Therefore, lifting the corporate veil would show that the
ASB along with the assigning of AIL’s contracts to ATIL,
prove that the joint venture was in fact, and not just on
paper, an undertaking whereby the experience of AIL
could be associated with the consortium as a whole.”
XXXXX
“28. In the present case, in this Court’s opinion, the
Petitioners have established that the consortium is a
joint-venture in the strictest sense. The ratio of New
Horizons (supra) clearly visualizes that the experience of
one of the members of a joint-venture can be associated
to the consortium and in that regard the Petitioners
together do qualify the General Construction Experience
Clause as stated above and the petitions are admitted.
The respondents’ approach is not driven by commercial
logic, but appears to be technical and semantic. An
enterprise, as the kind which DFCC wished to bid for its
contract, clearly is one that depends on technical
knowledge, a fund of experience and human ingenuity of
its thought leaders and employees. Once that asset, which
is part of the undertaking is transferred (with the
attendant right to claim past experience of the previous
owner) to another enterprise or undertaking, it becomes
the inheritors of that technical knowledge, wealth of
experience and human ingenuity.

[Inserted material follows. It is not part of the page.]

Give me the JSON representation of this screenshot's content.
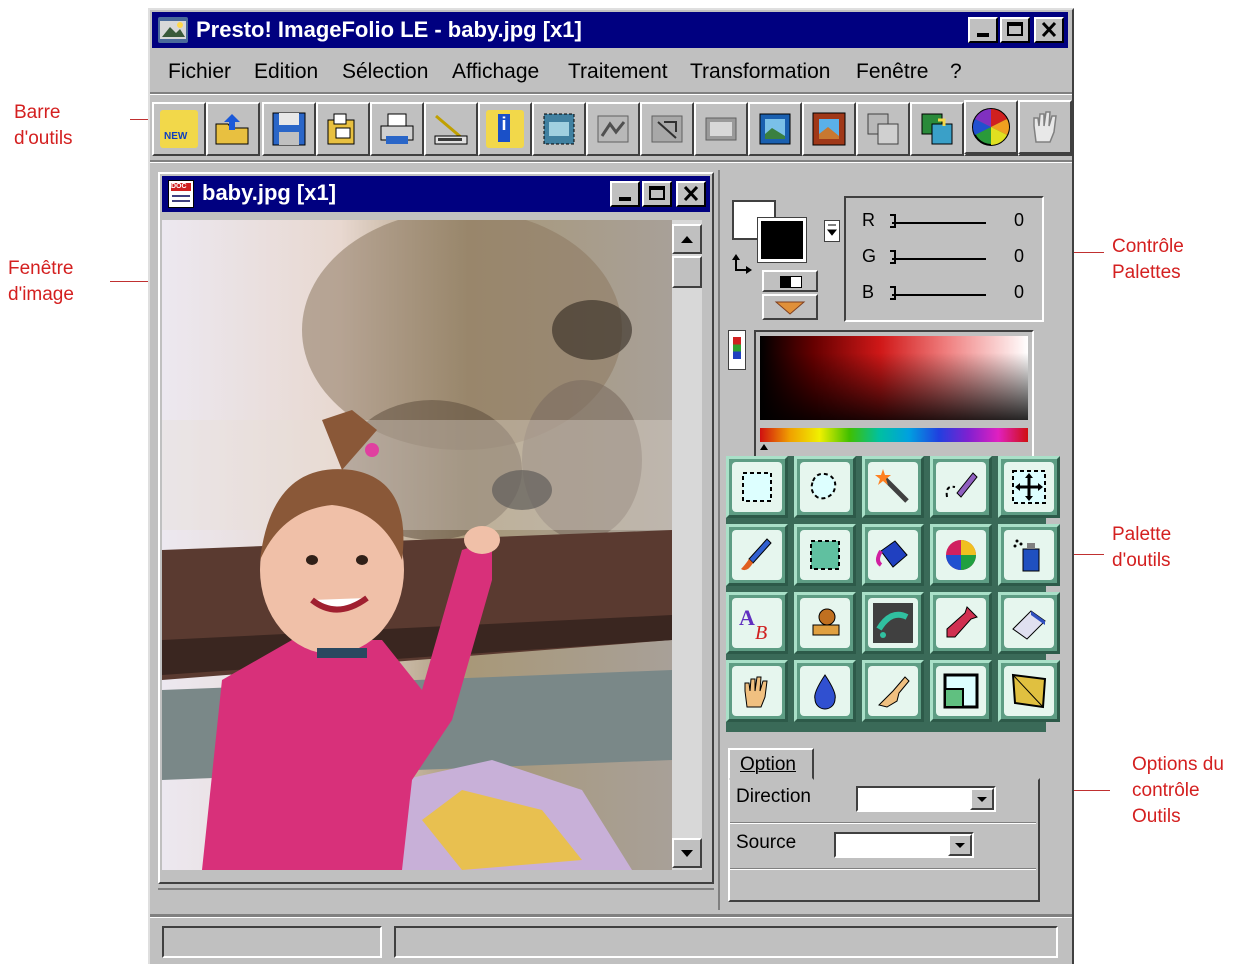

Realistically, this asset
is far more valuable that any tangible asset, unless it has
intrinsic value other than those who use it. Therefore, the
narrow construction or interpretation of the tender
condition that led to the rejection of the Petitioners’ bid
WPC12857/2019, 12868/2019 & 12869/2019 page 15 of 28
cannot be sustained. The letters dated 02.06.2017 and
06.06.2017 in reference to the first tender, and the letter
dated 14.06.2017 are to be quashed and are hereby
quashed. The respondents are directed to proceed and
evaluate the Petitioners’ tender and process it further in
accordance with the terms of the NIT. The writ petitions
are allowed in the above terms, without any order as to
costs.”
(Emphasis Supplied)
13. Learned senior counsel submits that the present case would be
fully covered by the decision rendered by a Division Bench of this
court in the afore-cited case; and is also a fit case where this court
must lift the corporate veil and satisfy itself that carving-out two
companies would have no implication or impact on the constitution of
the members of consortium.
14. Reliance is also placed on a judgment of the Supreme Court in
Consortium of Titagarh firema Alder S.P.A. vs. Nagpur Metro Rail
Corporation Limited & Anr. reported as (2017) 7 SCC 486 to
buttress the petitioners’ submissions that commerical wisdom should
be applied while interpreting clause No. 25.4. Paras 35 and 38 of this
judgment, which are relied upon, read as under:-
“35 . Respondent 2, as is evident, is a company owned
by the People's Republic of China and, therefore, it
comes within the ambit of Clause 4.1 of the bid document
as a government-owned entity. We have already
reproduced the said clause in earlier part of the
judgment. As perceived by the 1st respondent, a single
entity can bid for itself and it can consist of its
constituents which are wholly-owned subsidiaries and
they may have experience in relation to the project. That
apart, as is understood by the said respondent, where the
WPC12857/2019, 12868/2019 & 12869/2019 page 16 of 28
singular or unified entity claims that as a consequence of
merger, all the subsidiaries form a homogenous pool
under its immediate control in respect of rights,
liabilities, assets and obligations, the integrity of the
singular entity as owning such rights, assets and
liabilities cannot be ignored and must be given effect.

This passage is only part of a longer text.